L'Âge d'Or des comics s'est achevé avec un profond tournant social dans les années 50. Après la Seconde Guerre mondiale, le public s'est lassé de la propagande guerrière et des super-héros musclés luttant contre le crime de rue. Le marché exigeait des histoires plus légères et réalistes, laissant derrière lui Superman et Wonder Woman pour faire place à l'horreur, la romance et la science-fiction.
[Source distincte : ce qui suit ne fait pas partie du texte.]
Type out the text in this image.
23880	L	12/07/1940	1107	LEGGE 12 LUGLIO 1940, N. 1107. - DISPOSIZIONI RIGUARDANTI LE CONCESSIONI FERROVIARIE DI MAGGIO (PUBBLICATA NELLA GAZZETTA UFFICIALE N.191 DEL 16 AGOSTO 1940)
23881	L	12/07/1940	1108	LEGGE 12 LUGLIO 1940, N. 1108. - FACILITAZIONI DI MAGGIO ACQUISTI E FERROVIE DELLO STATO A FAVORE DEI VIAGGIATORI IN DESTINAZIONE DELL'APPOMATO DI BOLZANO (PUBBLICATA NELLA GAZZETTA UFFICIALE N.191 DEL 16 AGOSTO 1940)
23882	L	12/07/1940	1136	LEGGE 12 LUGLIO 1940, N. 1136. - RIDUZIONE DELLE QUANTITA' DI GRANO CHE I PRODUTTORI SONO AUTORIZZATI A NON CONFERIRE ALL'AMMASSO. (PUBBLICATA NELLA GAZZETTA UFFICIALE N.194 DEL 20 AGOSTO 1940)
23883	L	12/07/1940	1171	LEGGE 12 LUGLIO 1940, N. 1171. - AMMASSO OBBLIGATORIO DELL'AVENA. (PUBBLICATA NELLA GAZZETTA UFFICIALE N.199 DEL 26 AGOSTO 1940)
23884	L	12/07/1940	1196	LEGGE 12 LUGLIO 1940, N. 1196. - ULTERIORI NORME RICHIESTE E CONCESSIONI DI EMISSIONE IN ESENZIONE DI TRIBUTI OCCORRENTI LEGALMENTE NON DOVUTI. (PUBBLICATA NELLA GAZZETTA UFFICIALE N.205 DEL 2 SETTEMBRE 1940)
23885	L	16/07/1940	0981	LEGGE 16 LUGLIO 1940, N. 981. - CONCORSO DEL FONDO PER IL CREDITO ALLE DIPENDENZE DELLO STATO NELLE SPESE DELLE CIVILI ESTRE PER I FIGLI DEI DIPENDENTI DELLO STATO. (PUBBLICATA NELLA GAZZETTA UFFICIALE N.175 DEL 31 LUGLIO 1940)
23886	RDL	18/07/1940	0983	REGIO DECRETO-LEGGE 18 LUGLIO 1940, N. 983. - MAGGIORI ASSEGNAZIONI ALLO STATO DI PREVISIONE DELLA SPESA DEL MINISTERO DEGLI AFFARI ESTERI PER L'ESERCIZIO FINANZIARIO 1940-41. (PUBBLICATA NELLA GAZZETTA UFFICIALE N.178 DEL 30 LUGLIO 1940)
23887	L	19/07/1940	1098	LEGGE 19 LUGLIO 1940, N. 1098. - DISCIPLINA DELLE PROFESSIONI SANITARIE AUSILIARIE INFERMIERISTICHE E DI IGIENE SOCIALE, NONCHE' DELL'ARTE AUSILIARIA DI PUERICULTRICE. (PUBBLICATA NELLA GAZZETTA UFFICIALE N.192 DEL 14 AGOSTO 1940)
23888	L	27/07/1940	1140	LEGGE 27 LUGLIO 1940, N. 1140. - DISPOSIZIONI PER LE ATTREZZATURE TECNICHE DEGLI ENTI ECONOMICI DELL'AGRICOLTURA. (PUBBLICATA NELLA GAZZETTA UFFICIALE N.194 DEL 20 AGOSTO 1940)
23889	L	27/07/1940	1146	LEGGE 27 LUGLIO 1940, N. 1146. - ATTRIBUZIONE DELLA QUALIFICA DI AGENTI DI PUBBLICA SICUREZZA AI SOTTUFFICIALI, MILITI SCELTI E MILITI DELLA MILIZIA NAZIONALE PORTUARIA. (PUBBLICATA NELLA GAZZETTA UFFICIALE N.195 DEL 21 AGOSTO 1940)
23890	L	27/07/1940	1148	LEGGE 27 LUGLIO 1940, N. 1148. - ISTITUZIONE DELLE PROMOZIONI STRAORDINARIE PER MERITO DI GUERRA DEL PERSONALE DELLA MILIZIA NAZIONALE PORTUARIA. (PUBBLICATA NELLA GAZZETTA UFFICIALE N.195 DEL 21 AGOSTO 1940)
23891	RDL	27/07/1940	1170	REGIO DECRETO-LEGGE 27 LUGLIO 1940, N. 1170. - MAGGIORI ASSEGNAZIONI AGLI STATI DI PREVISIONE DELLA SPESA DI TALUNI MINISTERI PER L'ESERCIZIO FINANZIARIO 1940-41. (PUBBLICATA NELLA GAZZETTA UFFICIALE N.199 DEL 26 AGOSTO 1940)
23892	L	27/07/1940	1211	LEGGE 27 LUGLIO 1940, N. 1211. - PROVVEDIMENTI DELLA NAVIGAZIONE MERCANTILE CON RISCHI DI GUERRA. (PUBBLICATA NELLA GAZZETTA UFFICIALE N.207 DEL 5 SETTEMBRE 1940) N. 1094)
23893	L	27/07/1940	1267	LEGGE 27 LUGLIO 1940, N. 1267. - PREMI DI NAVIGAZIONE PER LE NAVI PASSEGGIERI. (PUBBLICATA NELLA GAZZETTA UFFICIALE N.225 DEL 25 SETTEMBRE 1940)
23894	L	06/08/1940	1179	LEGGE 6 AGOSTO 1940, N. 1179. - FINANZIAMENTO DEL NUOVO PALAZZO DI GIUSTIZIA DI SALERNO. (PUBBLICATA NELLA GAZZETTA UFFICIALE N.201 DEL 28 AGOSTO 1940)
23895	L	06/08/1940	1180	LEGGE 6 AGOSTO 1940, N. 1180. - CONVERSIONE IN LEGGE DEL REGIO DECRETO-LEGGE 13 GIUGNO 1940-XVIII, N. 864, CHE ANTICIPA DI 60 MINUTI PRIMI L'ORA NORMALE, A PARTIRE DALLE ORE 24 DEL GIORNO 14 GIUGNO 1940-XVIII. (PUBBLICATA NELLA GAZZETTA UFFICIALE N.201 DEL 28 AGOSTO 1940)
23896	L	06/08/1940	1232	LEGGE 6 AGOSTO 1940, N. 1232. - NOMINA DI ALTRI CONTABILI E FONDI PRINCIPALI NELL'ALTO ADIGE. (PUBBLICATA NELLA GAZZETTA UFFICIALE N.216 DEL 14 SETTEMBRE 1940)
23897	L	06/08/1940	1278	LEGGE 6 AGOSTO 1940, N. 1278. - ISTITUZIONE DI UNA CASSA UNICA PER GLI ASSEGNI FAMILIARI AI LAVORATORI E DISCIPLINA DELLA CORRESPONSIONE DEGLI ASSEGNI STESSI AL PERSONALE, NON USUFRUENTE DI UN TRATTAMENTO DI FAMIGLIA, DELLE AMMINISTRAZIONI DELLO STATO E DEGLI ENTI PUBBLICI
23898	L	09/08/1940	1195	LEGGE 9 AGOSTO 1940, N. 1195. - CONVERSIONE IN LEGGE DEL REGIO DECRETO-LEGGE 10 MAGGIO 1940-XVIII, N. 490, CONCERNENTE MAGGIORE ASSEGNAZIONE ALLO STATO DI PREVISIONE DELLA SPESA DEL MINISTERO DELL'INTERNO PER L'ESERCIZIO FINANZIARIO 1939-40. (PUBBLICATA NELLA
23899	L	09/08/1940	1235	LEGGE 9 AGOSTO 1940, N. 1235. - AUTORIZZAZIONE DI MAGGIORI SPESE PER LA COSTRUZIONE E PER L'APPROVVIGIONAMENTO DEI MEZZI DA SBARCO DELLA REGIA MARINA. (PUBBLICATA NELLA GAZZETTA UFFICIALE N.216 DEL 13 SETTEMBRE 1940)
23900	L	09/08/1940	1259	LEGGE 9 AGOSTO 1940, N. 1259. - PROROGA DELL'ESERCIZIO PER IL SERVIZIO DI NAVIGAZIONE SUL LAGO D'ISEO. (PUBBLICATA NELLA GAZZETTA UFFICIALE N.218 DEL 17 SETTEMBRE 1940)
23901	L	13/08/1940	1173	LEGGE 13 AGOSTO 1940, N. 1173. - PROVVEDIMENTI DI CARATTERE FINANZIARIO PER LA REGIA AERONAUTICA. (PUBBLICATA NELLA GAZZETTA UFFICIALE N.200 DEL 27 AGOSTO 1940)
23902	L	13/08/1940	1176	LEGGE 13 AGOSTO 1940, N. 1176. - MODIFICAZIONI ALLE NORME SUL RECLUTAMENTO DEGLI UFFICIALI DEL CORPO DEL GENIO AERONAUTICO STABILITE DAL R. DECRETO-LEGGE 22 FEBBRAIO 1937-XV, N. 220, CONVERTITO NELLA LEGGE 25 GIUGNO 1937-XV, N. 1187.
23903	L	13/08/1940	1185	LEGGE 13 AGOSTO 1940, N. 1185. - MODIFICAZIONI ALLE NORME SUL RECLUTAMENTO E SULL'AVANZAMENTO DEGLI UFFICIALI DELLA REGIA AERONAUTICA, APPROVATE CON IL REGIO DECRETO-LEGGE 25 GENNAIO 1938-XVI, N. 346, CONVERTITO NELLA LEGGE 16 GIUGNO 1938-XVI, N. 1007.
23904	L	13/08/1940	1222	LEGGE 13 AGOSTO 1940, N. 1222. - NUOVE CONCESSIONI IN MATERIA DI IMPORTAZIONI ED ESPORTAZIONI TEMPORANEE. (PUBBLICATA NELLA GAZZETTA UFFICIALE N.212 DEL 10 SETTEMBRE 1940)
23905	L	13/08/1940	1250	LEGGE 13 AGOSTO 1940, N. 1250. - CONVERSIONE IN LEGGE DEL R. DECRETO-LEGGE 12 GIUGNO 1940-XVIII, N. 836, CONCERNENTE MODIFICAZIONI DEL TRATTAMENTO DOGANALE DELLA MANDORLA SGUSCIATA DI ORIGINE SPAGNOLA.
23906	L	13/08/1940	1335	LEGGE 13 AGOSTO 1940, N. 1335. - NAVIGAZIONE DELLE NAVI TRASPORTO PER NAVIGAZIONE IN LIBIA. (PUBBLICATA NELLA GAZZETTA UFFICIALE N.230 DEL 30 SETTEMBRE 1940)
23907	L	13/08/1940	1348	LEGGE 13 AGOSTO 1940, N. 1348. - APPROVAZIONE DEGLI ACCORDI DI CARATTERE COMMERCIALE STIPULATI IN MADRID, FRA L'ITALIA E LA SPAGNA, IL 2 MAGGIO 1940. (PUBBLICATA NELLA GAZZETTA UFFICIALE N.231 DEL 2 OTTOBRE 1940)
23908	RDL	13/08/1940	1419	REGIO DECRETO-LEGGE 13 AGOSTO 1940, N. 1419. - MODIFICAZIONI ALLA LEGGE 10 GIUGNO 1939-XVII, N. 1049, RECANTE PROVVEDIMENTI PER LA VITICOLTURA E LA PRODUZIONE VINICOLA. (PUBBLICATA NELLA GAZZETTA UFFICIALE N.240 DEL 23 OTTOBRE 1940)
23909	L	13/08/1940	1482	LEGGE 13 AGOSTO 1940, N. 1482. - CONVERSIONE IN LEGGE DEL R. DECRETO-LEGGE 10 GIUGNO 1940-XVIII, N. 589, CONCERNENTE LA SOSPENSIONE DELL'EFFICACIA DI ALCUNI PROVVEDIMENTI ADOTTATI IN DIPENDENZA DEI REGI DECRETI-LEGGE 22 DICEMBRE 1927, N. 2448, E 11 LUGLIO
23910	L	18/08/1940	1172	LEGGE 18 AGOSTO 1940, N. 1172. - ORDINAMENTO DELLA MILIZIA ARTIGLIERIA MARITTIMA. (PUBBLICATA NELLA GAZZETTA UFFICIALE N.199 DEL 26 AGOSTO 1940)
La technologie qui a enterré les super-hommes 🦸♂️
Les progrès de l'impression couleur et de la distribution massive de magazines ont permis à des maisons d'édition comme EC Comics de dominer avec des titres d'horreur et de crime. Le code d'autocensure de 1954, impulsé par la psychiatrie de l'époque, a interdit les scènes violentes et les nudités. Les super-héros ont perdu leur place dans les kiosques, remplacés par des histoires de monstres et de détectives qui n'avaient besoin ni de capes ni de pouvoirs spéciaux.
Le jour où les héros se sont retrouvés sans emploi 💼
Imaginez Superman cherchant du travail en 1955. Les offres étaient rares. Les éditeurs préféraient publier des histoires de cow-boys ou de filles en détresse. Même Batman a dû échanger la Batmobile contre une voiture de patrouille. La censure était si stricte que les méchants ont cessé d'être des menaces galactiques pour devenir des voisins grincheux. Une crise d'identité qu'aucun masque ne peut cacher.